チャンプとなる夢が破れてアメリカに住みつき、心臓発作を起こしたことを機に40年ぶりに帰国した広岡は、かつて所属していたジムで「四天王」と呼ばれた仲間を訪ね歩きます。しかし彼らは皆、「余生」を上手に生きてはいなかったのです。

傷害事件を起こして服役中の藤原、ジム経営に失敗して親族からも見捨てられた佐瀬、転落人生を救ってくれた妻に先立たれた星。広岡はかつての仲間を集めて共同生活を始めるのですが、その時点で頭にあったのは、単なる「元ボクサーたちの老人ホーム構想」でしかありませんでした。しかし、才能に恵まれながら目標を失っていた若いボクサー・翔吾と出会ったことで、全てが変わり始めます。そして4人に鍛えられた翔吾は、世界チャンピオンを目指すのですが・・。

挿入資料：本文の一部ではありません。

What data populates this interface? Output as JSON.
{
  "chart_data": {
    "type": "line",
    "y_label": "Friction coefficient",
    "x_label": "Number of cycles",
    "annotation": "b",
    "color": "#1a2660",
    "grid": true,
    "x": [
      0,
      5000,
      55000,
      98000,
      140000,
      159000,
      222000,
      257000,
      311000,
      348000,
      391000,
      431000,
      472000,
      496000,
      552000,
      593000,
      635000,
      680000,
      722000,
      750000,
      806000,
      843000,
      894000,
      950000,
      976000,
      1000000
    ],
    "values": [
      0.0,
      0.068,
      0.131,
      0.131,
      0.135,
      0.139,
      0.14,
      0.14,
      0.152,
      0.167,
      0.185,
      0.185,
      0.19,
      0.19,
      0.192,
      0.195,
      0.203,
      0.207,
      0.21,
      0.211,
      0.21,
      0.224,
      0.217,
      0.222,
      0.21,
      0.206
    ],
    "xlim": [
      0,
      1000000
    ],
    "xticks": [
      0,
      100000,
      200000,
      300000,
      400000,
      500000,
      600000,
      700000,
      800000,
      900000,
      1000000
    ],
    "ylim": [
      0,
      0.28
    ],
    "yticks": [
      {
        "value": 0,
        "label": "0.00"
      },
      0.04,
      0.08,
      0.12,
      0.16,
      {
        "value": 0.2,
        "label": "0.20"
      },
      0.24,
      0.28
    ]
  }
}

4人の元ボクサーたちの過去が語られたり、『明日のジョー』の白木葉子を思わせる「お嬢さん」が離婚してジムを継いでいたり、元ボクサーたちを世話するワケありの不動産屋の女性事務員が翔吾と結ばれたりと、エンタメ色が濃い展開もあり、読後感は爽やかです。

しかし根底にあるのは「チャンピオンになれなかった者には何が不足していたのか」という問いであり、「自由を求めて闘った先には何があるのか」という重いテーマです。さまざまな人生を描いてきた著者の集大成である小説であるなら、当然のことでしょう。